# taz.de -- Studie zu Verkehrsklima in Deutschland: Chaotisch, aber sicher
       
       > Trotz steigender Unfallzahlen fühlen sich die Deutschen im Straßenverkehr
       > sicherer. Die Aggressivität ist vor allem in Städten hoch.
       
 (IMG) Bild: Oft ist es schwierig im Autoverkehr richtig zu kommunizieren, ein Autofahrer aus Schwerin versuchte es mit Zeichensprache
       
       Deutschlands Verkehrsteilnehmer lügen sich etwas vor.

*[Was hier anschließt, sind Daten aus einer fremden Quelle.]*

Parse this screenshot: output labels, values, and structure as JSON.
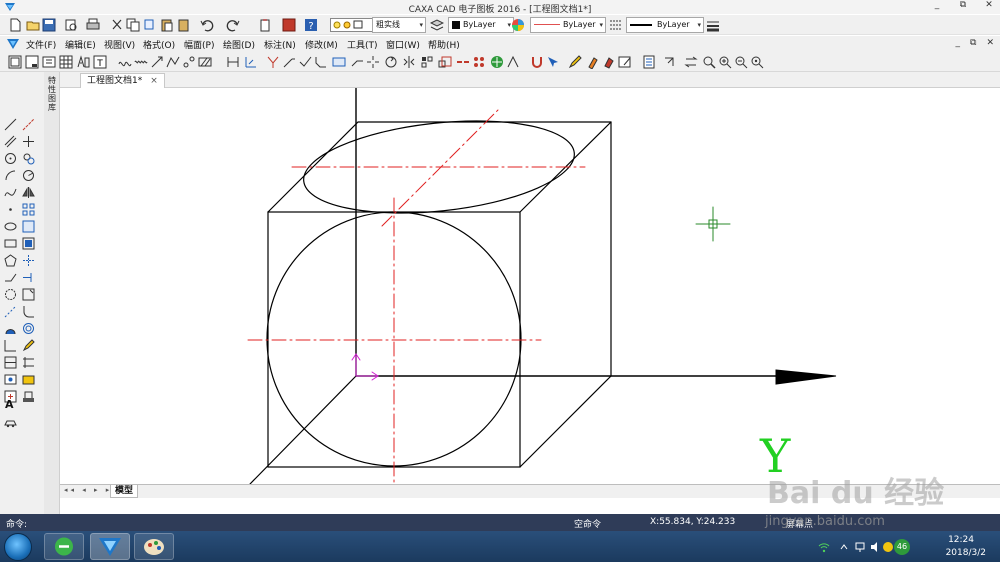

Zwar ist die Zahl der
       Verkehrsunfällen laut dem Statistischen Bundesamt steigend, die Deutschen
       fühlen sich aber sicherer im Straßenverkehr als 2010. Dies zeigt eine
       [1][Studie] des Gesamtverbands der Deutschen Versicherungswirtschaft (GDV)
       die am Mittwoch präsentiert wurde. Zwar empfindet eine Mehrheit der gut
       2.000 Befragten den Straßenverkehr in Deutschland als „chaotisch“ und
       „stressig“, jedoch sehen vor allem mehr Frauen den Verkehr als „sicher“ an.
       
       „Wir haben eine neue Generation von Frauen als Verkehrsteilnehmern. Sie
       sind selbstbestimmter“, sagt Siegfried Brockmann, Leiter der
       Unfallforschung der Versicherer, die die Studie angefertigt hat. Auffallend
       dabei sei, dass „Frauen im Straßenverkehr weniger aggressiv sind als
       Männer“, so Brockmann. „Die Tendenz ist, dass Frauen ihren Platz eher
       verteidigen wollen. Sie geben beispielsweise eher Gas, wenn sie überholt
       werden“, ergänzt Studienleiterin Sophie Kröling. Männer wollten sich
       dagegen gerne durchsetzen: Sie überholten gerne rechts auf der Autobahn
       oder führen zu dicht auf. Die Auto fahrenden Teilnehmer wurden gefragt, ob
       sie sich in gewissen Situation „aggressiv verhalten“. Oder, ob sie bei
       Verärgerung schneller fahren. Fast die Hälfte der Studienteilnehmer
       bejahten dies.
       
       „Die Studie zeigt, dass jüngere Autofahrer aggressiver sind als ältere“,
       erläutert Brockmann. Zudem würde sich auch die Aggressivität mit dem
       Einkommen, dem Bildungsgrad und den gefahrenen Kilometern erhöhen. „Ohne
       die Zahlen überbewerten zu wollen. Vielfahrer scheinen das Gefühl zu haben
       einen Anspruch auf „ihren Platz“ zu haben – wird dieser beeinträchtigt,
       reagieren sie aggressiv. Auch höher Gebildete und besser Situierte haben
       öfter das Gefühl, sich Freiheiten verschaffen zu müssen“, meint Brockmann.
       
       Für Nina Wahn, Verkehrspsychologin beim Autoklub ADAC, spielt bei
       Vielfahrern auch die Erfahrung mit: „Oft sind solche Fahrer aggressiver, da
       sie ihre Kenntnisse besser einschätzen als die der anderen.“ Ihr
       „Statussymbol“ sehen vor allem Menschen mit teuren Autos gefährdet.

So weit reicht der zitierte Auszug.